PBC: What was your welcome to paintball moment? By that I mean, at what point in tournament paintball did you get a reality check that it was not just a friendly game anymore and that it was something bigger?

PM: Still not sure what you mean exactly, but I’ll take a shot. I first started thinking paintball was something bigger than backyard ball when I started playing for my first 10 man team. When I went to cup, I was amazed at how big this sport was.

PBC: which do you prefer uncapped semi or capped ramping? And why?

PM: Hard to say, I think I’ll have to go with capped ramping because I think 21+ balls a second is just silly…besides, there’s always going to be those cheaters with the ramping boards anyway.
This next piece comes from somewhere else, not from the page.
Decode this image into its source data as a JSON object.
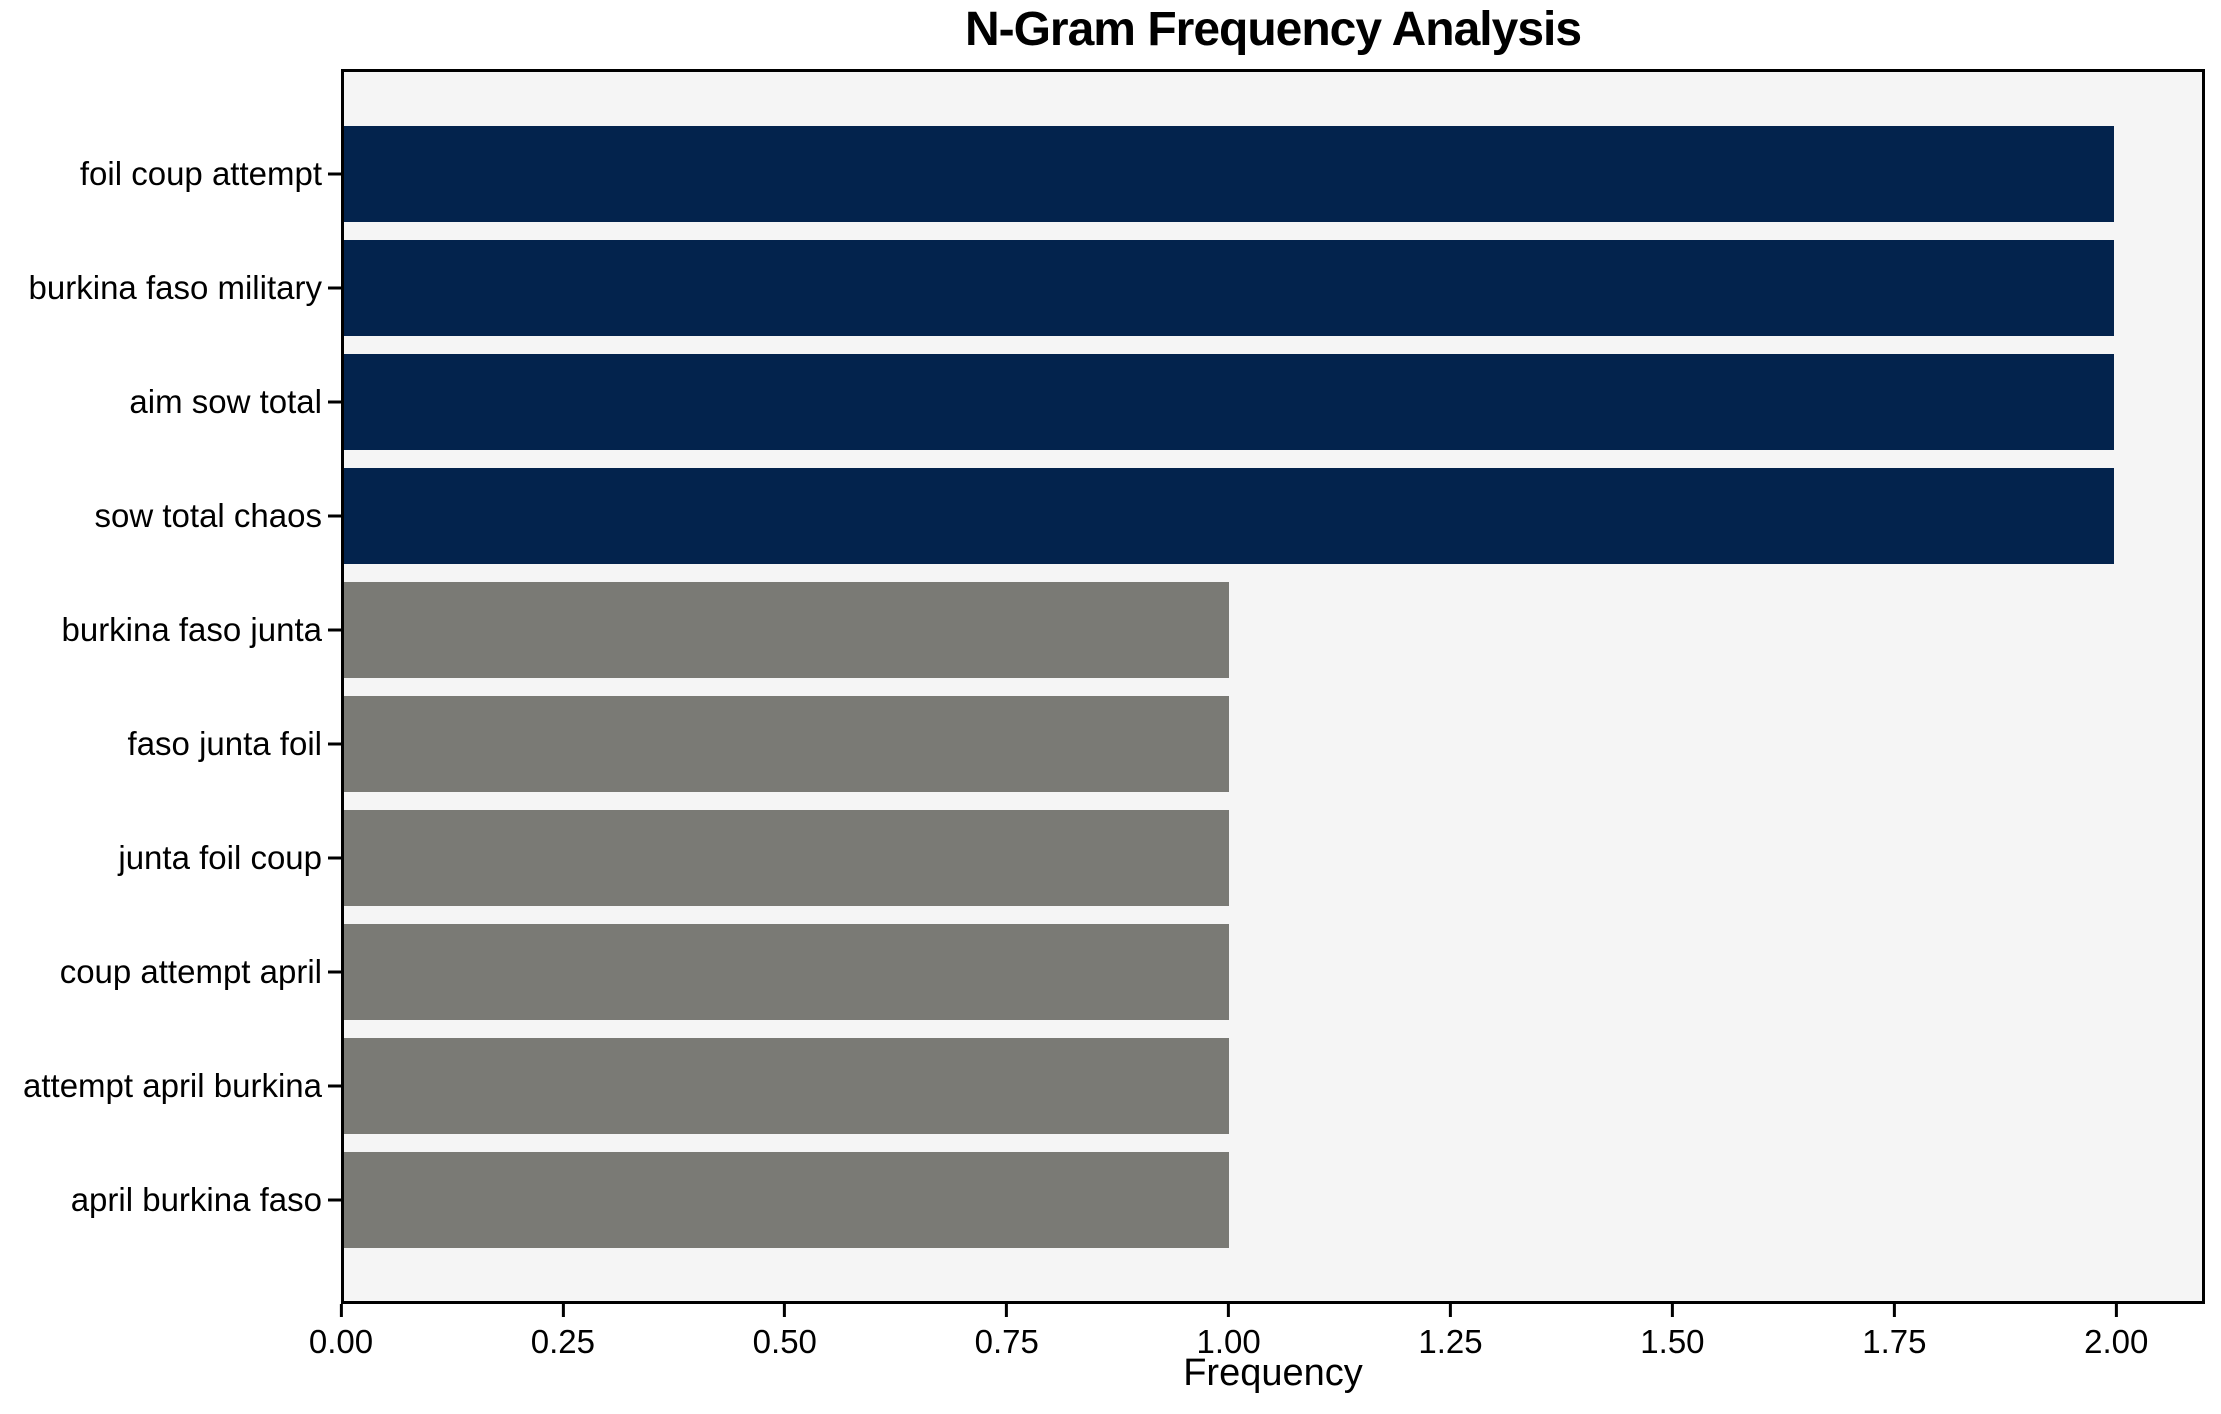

Might as well make it legal and just cap the rate of fire.

PBC: The game has changed with such a quick pace over the last few years. The window of opportunity that you had to rise through the paintball world might not be the same anymore. Let’s pretend that you are 15 years old again and that you want to be Pro, what do you have to do in today game environment?

PM: Ugh, tough question. I think there’d probably be a couple of ways. One, know the right people. Two, be a stand out player on your team. Three, play on a constant winning team.

PBC: What is your favorite drill?

PM: Running and shooting! The better I get at that, the more people are going to die.

PBC: Here is the shout out section. Who has helped you get here and who helps you stay here? What people and sponsors make this possible?

PM: Eric Hamre, thanks for taking me on to Method…. Mitch Karn and Jeremy Salm, thanks for taking a chance with me. I’d definitely like to say thanks to Renick Miller and Shocktech!

PBC: Thanks for your time and good luck next season.